If competition were introduced via a system of vouchers, however, the stifling effects of the one-size-fits-all educational approach could be mitigated. While he concedes that there will remain certain private schools that do not appreciate the merits of individualism—such as military academies and many religious schools—he contends that a “system of competing schools will produce a vigorous and thorough discussion of standards, and there is not even a remote chance of that happening in the present system.” With competition “there will not be such casual suppression of the character and interests of children in favor of some expert’s personal taste.”

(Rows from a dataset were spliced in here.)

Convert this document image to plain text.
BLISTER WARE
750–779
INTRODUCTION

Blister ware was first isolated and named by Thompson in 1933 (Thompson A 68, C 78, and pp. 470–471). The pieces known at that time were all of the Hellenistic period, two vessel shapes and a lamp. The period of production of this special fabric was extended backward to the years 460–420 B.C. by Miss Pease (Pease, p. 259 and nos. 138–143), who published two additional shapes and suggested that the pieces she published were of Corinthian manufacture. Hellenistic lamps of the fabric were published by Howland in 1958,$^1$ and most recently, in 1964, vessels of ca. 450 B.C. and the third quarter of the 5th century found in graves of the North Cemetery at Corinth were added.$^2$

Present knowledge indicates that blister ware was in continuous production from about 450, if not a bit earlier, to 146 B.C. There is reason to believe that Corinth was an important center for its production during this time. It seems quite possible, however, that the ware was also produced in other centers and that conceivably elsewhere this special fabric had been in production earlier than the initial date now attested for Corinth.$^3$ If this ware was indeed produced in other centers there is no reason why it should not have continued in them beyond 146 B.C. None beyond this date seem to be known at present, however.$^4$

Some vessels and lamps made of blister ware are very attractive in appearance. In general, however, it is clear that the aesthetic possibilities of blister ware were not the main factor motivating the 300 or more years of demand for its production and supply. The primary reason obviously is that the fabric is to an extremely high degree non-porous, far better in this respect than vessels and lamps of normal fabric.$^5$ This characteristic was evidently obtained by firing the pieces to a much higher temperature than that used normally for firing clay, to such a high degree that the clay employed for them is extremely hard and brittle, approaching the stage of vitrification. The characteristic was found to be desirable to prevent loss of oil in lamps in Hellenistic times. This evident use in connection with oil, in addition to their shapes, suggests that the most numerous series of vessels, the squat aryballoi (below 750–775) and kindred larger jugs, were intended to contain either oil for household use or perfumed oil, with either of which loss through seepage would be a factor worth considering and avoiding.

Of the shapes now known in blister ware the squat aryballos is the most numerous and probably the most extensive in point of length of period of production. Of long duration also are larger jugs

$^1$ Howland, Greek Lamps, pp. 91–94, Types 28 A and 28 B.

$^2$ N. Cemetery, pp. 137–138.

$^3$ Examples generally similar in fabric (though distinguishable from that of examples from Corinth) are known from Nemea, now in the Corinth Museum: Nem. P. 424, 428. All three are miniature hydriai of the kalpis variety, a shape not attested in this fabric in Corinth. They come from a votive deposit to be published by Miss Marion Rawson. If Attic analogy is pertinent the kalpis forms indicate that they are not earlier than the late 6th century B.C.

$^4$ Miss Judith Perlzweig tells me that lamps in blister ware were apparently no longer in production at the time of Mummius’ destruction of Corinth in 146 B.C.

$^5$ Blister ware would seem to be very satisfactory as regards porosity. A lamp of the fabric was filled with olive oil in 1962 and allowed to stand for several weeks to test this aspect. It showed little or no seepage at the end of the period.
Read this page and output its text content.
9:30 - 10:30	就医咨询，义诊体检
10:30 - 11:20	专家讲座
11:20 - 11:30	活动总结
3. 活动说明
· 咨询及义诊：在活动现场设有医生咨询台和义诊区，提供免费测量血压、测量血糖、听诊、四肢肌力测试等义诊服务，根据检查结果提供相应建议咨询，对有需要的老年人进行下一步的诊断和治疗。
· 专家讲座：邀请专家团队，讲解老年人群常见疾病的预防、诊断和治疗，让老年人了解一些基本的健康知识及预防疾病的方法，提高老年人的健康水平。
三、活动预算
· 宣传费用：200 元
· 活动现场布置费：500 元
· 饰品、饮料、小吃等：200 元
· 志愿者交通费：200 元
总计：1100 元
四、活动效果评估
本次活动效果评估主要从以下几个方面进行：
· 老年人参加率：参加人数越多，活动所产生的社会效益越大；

The time has come for society to reappraise the way it educates children. As Goldberg writes, “It is a time to create an environment in which schools will not only operate efficiently but will also, more important, recognize and respond to the fact that children are all different and have different needs. It is time to create an environment that will nurture and encourage individuality instead of treating it as irrelevant.”

What Others Have Said

“[Goldberg] elegantly exposes the whole shabby enterprise of educational theorizing upon which modern education is built… In these pages you meet the ridiculous pretensions, groundless claims, grandiose proclamations, false tasks, pseudoactivities, and genius for trivia inherent in the structure and staffing of the school empire, and you learn why things got that way. Goldberg is an impressive guide, and this is a very fine book.”
—John Taylor Gatto, former New York State Teacher of the Year; Author, Dumbing Us Down: The Exhausted School

About the Author

Bruce Goldberg is a former professor of philosophy at the University of Maryland.